Почему же это случилось так, а не иначе?
Потому что это так случилось. «Случай сделал положение; гений воспользовался им», – говорит история.
Но что такое случай? Что такое гений?
Слова случай и гений не обозначают ничего действительно существующего и потому не могут быть определены. Слова эти только обозначают известную степень понимания явлений. Я не знаю, почему происходит такое то явление; думаю, что не могу знать; потому не хочу знать и говорю: случай. Я вижу силу, производящую несоразмерное с общечеловеческими свойствами действие; не понимаю, почему это происходит, и говорю: гений.

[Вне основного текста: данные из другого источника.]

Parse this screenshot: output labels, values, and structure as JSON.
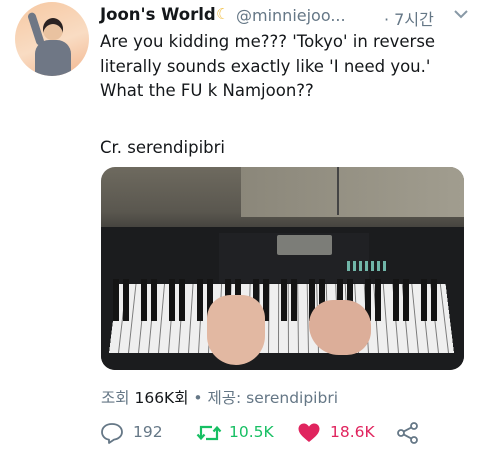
{
  "tweet": {
    "display_name": "Joon's World",
    "handle": "@minniejoo...",
    "time": "· 7시간",
    "lines": [
      "Are you kidding me??? 'Tokyo' in reverse",
      "literally sounds exactly like 'I need you.'",
      "What the FU k Namjoon??"
    ],
    "credit": "Cr. serendipibri"
  },
  "stats": {
    "views_label": "조회",
    "views": "166K회",
    "separator": "•",
    "source": "제공: serendipibri"
  },
  "actions": {
    "reply_count": "192",
    "retweet_count": "10.5K",
    "like_count": "18.6K"
  },
  "colors": {
    "secondary_text": "#657786",
    "retweet_green": "#17bf63",
    "like_red": "#e0245e",
    "moon_emoji": "#f2c14a"
  },
  "icons": [
    "crescent-moon-icon",
    "chevron-down-icon",
    "reply-icon",
    "retweet-icon",
    "heart-icon",
    "share-icon"
  ]
}
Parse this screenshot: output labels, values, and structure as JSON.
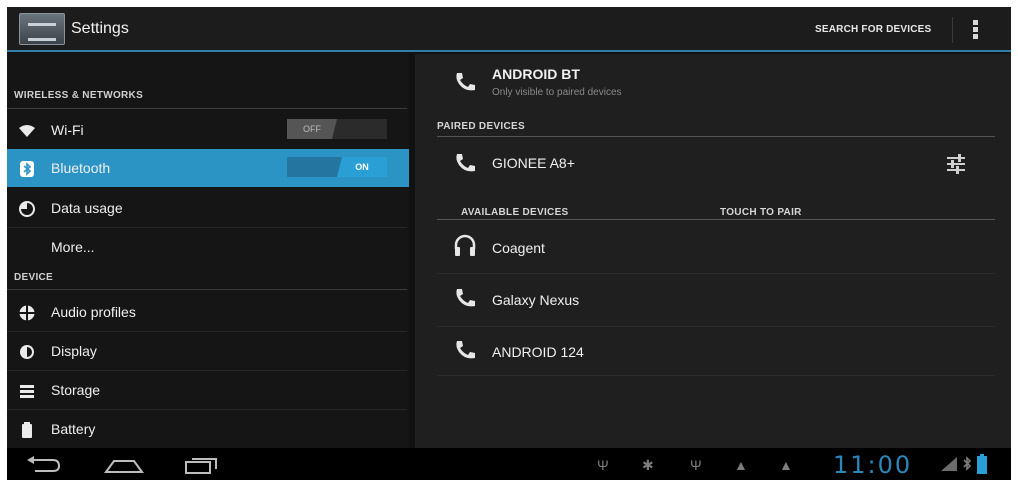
{
  "actionbar": {
    "title": "Settings",
    "search_label": "SEARCH FOR DEVICES"
  },
  "left": {
    "section_wireless": "WIRELESS & NETWORKS",
    "section_device": "DEVICE",
    "items": [
      {
        "label": "Wi-Fi",
        "icon": "wifi-icon",
        "toggle": "OFF"
      },
      {
        "label": "Bluetooth",
        "icon": "bluetooth-icon",
        "toggle": "ON",
        "selected": true
      },
      {
        "label": "Data usage",
        "icon": "data-usage-icon"
      },
      {
        "label": "More..."
      },
      {
        "label": "Audio profiles",
        "icon": "audio-profiles-icon"
      },
      {
        "label": "Display",
        "icon": "display-icon"
      },
      {
        "label": "Storage",
        "icon": "storage-icon"
      },
      {
        "label": "Battery",
        "icon": "battery-icon"
      }
    ]
  },
  "right": {
    "device_name": "ANDROID BT",
    "device_sub": "Only visible to paired devices",
    "paired_header": "PAIRED DEVICES",
    "paired": [
      {
        "label": "GIONEE A8+",
        "icon": "phone-icon"
      }
    ],
    "available_header": "AVAILABLE DEVICES",
    "touch_to_pair": "TOUCH TO PAIR",
    "available": [
      {
        "label": "Coagent",
        "icon": "headset-icon"
      },
      {
        "label": "Galaxy Nexus",
        "icon": "phone-icon"
      },
      {
        "label": "ANDROID 124",
        "icon": "phone-icon"
      }
    ]
  },
  "navbar": {
    "time": "11:00"
  },
  "colors": {
    "accent": "#2c94c4",
    "clock": "#2a87b8"
  }
}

Для стада баранов тот баран, который каждый вечер отгоняется овчаром в особый денник к корму и становится вдвое толще других, должен казаться гением. И то обстоятельство, что каждый вечер именно этот самый баран попадает не в общую овчарню, а в особый денник к овсу, и что этот, именно этот самый баран, облитый жиром, убивается на мясо, должно представляться поразительным соединением гениальности с целым рядом необычайных случайностей.

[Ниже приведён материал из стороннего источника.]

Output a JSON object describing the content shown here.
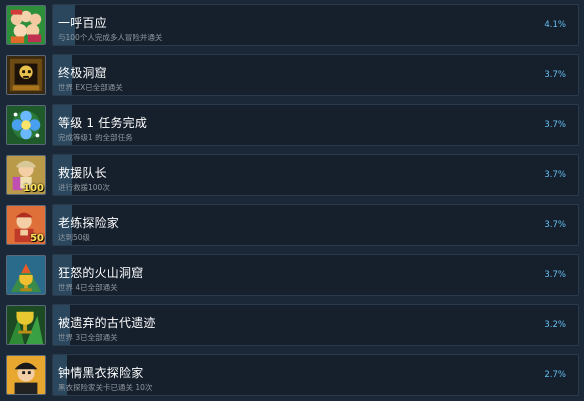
{
  "achievements": [
    {
      "title": "一呼百应",
      "desc": "与100个人完成多人冒险并通关",
      "percent": "4.1%",
      "fill": 0.041,
      "icon": "crowd-icon",
      "badge": ""
    },
    {
      "title": "终极洞窟",
      "desc": "世界 EX已全部通关",
      "percent": "3.7%",
      "fill": 0.037,
      "icon": "cave-skull-icon",
      "badge": ""
    },
    {
      "title": "等级 1 任务完成",
      "desc": "完成等级1 的全部任务",
      "percent": "3.7%",
      "fill": 0.037,
      "icon": "blue-flower-icon",
      "badge": ""
    },
    {
      "title": "救援队长",
      "desc": "进行救援100次",
      "percent": "3.7%",
      "fill": 0.037,
      "icon": "rescue-explorer-icon",
      "badge": "100"
    },
    {
      "title": "老练探险家",
      "desc": "达到50级",
      "percent": "3.7%",
      "fill": 0.037,
      "icon": "veteran-explorer-icon",
      "badge": "50"
    },
    {
      "title": "狂怒的火山洞窟",
      "desc": "世界 4已全部通关",
      "percent": "3.7%",
      "fill": 0.037,
      "icon": "volcano-trophy-icon",
      "badge": ""
    },
    {
      "title": "被遗弃的古代遗迹",
      "desc": "世界 3已全部通关",
      "percent": "3.2%",
      "fill": 0.032,
      "icon": "ruins-trophy-icon",
      "badge": ""
    },
    {
      "title": "钟情黑衣探险家",
      "desc": "黑衣探险家关卡已通关 10次",
      "percent": "2.7%",
      "fill": 0.027,
      "icon": "black-explorer-icon",
      "badge": ""
    }
  ]
}
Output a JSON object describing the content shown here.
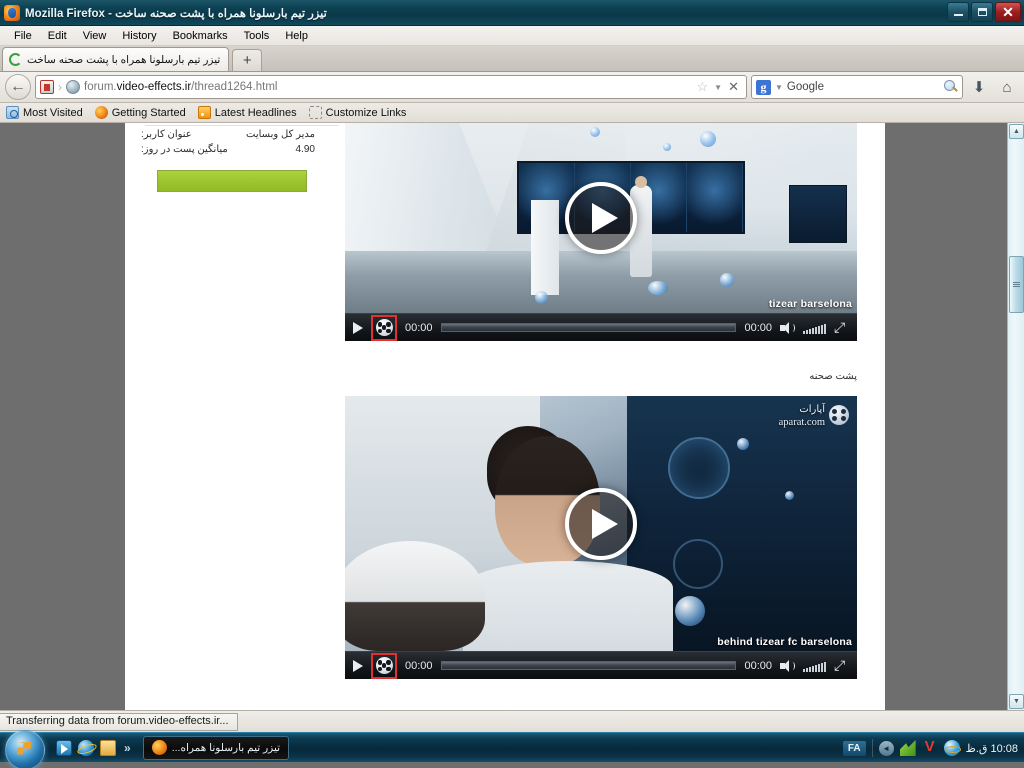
{
  "window": {
    "title": "تیزر تیم بارسلونا همراه با پشت صحنه ساخت - Mozilla Firefox",
    "minimize_label": "Minimize",
    "restore_label": "Restore",
    "close_label": "✕"
  },
  "menubar": {
    "items": [
      {
        "label": "File"
      },
      {
        "label": "Edit"
      },
      {
        "label": "View"
      },
      {
        "label": "History"
      },
      {
        "label": "Bookmarks"
      },
      {
        "label": "Tools"
      },
      {
        "label": "Help"
      }
    ]
  },
  "tabs": {
    "active_title": "تیزر تیم بارسلونا همراه با پشت صحنه ساخت",
    "newtab_label": "+"
  },
  "navbar": {
    "back_label": "←",
    "url_prefix": "forum.",
    "url_domain": "video-effects.ir",
    "url_path": "/thread1264.html",
    "full_url": "forum.video-effects.ir/thread1264.html",
    "star_label": "☆",
    "caret_label": "▼",
    "stop_label": "✕",
    "search_engine": "Google",
    "search_engine_badge": "g",
    "download_label": "⬇",
    "home_label": "⌂"
  },
  "bookmarks": {
    "items": [
      {
        "label": "Most Visited",
        "icon": "most-visited-icon"
      },
      {
        "label": "Getting Started",
        "icon": "firefox-icon"
      },
      {
        "label": "Latest Headlines",
        "icon": "rss-icon"
      },
      {
        "label": "Customize Links",
        "icon": "dashed-placeholder-icon"
      }
    ]
  },
  "page": {
    "sidebar": {
      "rows": [
        {
          "label": "عنوان کاربر:",
          "value": "مدیر کل وبسایت"
        },
        {
          "label": "میانگین پست در روز:",
          "value": "4.90"
        }
      ],
      "green_button_label": ""
    },
    "between_videos_text": "پشت صحنه",
    "videos": [
      {
        "caption": "tizear barselona",
        "current_time": "00:00",
        "duration": "00:00",
        "play_label": "▶",
        "has_watermark": false,
        "reel_highlight_color": "#e03030"
      },
      {
        "caption": "behind tizear fc barselona",
        "current_time": "00:00",
        "duration": "00:00",
        "play_label": "▶",
        "has_watermark": true,
        "watermark_fa": "آپارات",
        "watermark_en": "aparat.com",
        "reel_highlight_color": "#e03030"
      }
    ]
  },
  "statusbar": {
    "text": "Transferring data from forum.video-effects.ir..."
  },
  "taskbar": {
    "start_label": "Start",
    "quicklaunch_more": "»",
    "task_label": "تیزر تیم بارسلونا همراه...",
    "tray": {
      "language": "FA",
      "expand_label": "◄",
      "clock": "10:08 ق.ظ"
    }
  }
}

Но баранам стоит только перестать думать, что все, что делается с ними, происходит только для достижения их бараньих целей; стоит допустить, что происходящие с ними события могут иметь и непонятные для них цели, – и они тотчас же увидят единство, последовательность в том, что происходит с откармливаемым бараном. Ежели они и не будут знать, для какой цели он откармливался, то, по крайней мере, они будут знать, что все случившееся с бараном случилось не нечаянно, и им уже не будет нужды в понятии ни о случае, ни о гении.
Только отрешившись от знаний близкой, понятной цели и признав, что конечная цель нам недоступна, мы увидим последовательность и целесообразность в жизни исторических лиц; нам откроется причина того несоразмерного с общечеловеческими свойствами действия, которое они производят, и не нужны будут нам слова случай и гений.
Стоит только признать, что цель волнений европейских народов нам неизвестна, а известны только факты, состоящие в убийствах, сначала во Франции, потом в Италии, в Африке, в Пруссии, в Австрии, в Испании, в России, и что движения с запада на восток и с востока на запад составляют сущность и цель этих событий, и нам не только не нужно будет видеть исключительность и гениальность в характерах Наполеона и Александра, но нельзя будет представить себе эти лица иначе, как такими же людьми, как и все остальные; и не только не нужно будет объяснять случайностию тех мелких событий, которые сделали этих людей тем, чем они были, но будет ясно, что все эти мелкие события были необходимы.
Отрешившись от знания конечной цели, мы ясно поймем, что точно так же, как ни к одному растению нельзя придумать других, более соответственных ему, цвета и семени, чем те, которые оно производит, точно так же невозможно придумать других двух людей, со всем их прошедшим, которое соответствовало бы до такой степени, до таких мельчайших подробностей тому назначению, которое им предлежало исполнить.